The exchange traded fund (ETF) industry has nearly 1,000 funds in the United States alone and nearly $800 billion in assets under management. Amid all this growth has come intensifying competition for new entrants into the space.
The pressure for new providers comes on several fronts: they need to have the time and devotion to wind their way through the various regulatory hurdles, they need to have the startup money and, perhaps most importantly, they need to have a unique angle that ensures their product stands out from an ever-growing crowd.
The Launching Process
Grail Advisors is one such relatively new ETF provider that successfully jumped over the various hurdles. Grail launched the industry’s first actively managed ETF in June 2009 – Grail American Beacon Large Value (NYSEArca: GVT).
The launch of a new ETF, especially when it’s your first, is a significant time and financial commitment. That means that if you want to be a player in the ETF industry, you’ve really got to want in. [3 Active ETF Misconceptions.]
Stacy Fuller, a member of the investment management practice group at K&L Gates, says, “I think they need to be prepared to make a real commitment and investment in the ETF marketplace. ETFs don’t always sell themselves; there can be big startup costs for an advisor.”
Every ETF starts with a filing with the Securities and Exchange Commission (SEC) for exemptive relief. This process alone can take anywhere from 9-18 months, says Fuller, who counsels actively managed, index-based and leveraged ETF providers on the exemptive application process.
The filing process for Grail took about 14 months, which was slightly longer than hoped, given that the provider was securing relief for a first-of-its-kind fund. [Pure-Play ETFs: Worth the Risk?]
After the exemptive relief is obtained, the ETF needs to be registered, which takes another 60-90 days, depending on the ETF’s strategy.
Once registration is done, the ETF provider needs to work with the SEC’s Division of Trading and Markets, get an interpretive letter and a listing standard.
“These are things any ETF needs, but the process is longer for actively managed ETFs,” Fuller says. This is largely because the groundwork has been laid for index-based ETFs to skip many of these steps, but that groundwork isn’t yet in place for actively managed ETFs. [Active ETFs: Why Low Volume Doesn’t Mean Illiquidity.]
“It can take quite awhile to get a new ETF out the door if you’re starting from scratch,” she says.
New ETF providers should be sure they’re going into ETFs for the right reasons. Given the time and money involved in getting funds off the ground, the passion has to be there.

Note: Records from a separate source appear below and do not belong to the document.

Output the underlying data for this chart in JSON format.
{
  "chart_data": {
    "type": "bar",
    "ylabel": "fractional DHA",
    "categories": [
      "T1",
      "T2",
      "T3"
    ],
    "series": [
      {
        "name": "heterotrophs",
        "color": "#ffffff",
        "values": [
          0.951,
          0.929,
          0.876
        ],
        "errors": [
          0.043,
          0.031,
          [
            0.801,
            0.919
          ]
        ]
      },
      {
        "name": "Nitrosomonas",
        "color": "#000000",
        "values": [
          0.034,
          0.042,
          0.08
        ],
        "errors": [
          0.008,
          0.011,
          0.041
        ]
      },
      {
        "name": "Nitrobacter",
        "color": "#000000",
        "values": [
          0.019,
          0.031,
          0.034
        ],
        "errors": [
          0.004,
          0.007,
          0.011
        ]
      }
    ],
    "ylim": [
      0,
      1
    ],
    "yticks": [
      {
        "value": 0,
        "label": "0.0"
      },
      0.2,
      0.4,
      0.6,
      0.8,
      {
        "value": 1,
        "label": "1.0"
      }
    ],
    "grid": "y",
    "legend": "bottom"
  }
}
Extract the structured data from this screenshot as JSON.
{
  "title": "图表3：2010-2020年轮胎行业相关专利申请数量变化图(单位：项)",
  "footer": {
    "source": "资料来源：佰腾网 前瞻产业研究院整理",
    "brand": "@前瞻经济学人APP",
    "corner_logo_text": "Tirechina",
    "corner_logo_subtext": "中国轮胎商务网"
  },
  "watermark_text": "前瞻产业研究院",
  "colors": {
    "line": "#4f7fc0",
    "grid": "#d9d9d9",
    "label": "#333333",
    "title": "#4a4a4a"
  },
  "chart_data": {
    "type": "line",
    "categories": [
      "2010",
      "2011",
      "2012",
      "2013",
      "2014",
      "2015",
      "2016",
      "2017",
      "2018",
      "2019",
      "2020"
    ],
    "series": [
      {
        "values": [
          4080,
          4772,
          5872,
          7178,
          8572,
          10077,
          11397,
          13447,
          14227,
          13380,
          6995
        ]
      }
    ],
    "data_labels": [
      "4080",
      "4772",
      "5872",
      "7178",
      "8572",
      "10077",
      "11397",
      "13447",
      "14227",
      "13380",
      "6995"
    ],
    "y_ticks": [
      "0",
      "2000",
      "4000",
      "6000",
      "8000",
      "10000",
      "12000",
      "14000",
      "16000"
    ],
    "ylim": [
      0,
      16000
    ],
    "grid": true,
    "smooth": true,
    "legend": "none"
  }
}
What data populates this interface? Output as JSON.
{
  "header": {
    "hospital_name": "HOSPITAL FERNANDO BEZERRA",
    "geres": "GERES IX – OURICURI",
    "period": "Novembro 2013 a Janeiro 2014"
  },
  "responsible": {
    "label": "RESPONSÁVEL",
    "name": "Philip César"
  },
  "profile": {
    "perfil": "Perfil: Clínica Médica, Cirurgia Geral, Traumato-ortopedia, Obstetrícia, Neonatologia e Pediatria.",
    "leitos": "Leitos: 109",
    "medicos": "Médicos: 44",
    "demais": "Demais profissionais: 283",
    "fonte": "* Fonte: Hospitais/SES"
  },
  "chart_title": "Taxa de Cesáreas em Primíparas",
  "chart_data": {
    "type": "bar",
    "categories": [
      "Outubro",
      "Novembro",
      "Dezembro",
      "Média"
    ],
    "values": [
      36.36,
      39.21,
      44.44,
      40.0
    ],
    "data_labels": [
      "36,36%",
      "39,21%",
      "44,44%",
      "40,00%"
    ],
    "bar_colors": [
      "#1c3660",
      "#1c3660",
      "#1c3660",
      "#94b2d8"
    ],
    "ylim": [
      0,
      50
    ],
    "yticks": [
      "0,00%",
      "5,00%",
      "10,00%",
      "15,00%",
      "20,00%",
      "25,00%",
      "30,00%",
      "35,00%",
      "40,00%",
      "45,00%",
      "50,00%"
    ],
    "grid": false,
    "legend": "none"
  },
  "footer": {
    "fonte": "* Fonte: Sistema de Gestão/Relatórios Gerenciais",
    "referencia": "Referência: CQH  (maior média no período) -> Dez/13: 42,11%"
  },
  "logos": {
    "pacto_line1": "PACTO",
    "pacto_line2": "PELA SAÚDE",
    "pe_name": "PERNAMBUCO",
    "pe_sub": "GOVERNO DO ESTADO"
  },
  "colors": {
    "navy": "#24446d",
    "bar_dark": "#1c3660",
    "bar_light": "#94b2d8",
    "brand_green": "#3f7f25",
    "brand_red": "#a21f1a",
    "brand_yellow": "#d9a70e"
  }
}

William Thomas, Grail Advisors CEO, says that new entrants are often either moving into the industry for offensive or defensive purposes. In other words, they’re either doing it because ETFs are the hot, new thing or because they truly have a vision for their product.
“A lot of firms are doing it for defensive purposes, and not really quite sure of what they want to do in the ETF marketplace,” says Thomas.
Finding the Right Partners
From the get-go, Grail’s vision was to secure subadvisors for all their funds and not manage money themselves. Thomas says they also don’t want to be tied to one investment firm for all of their strategies, but to find the best match for each strategy through a careful due diligence process.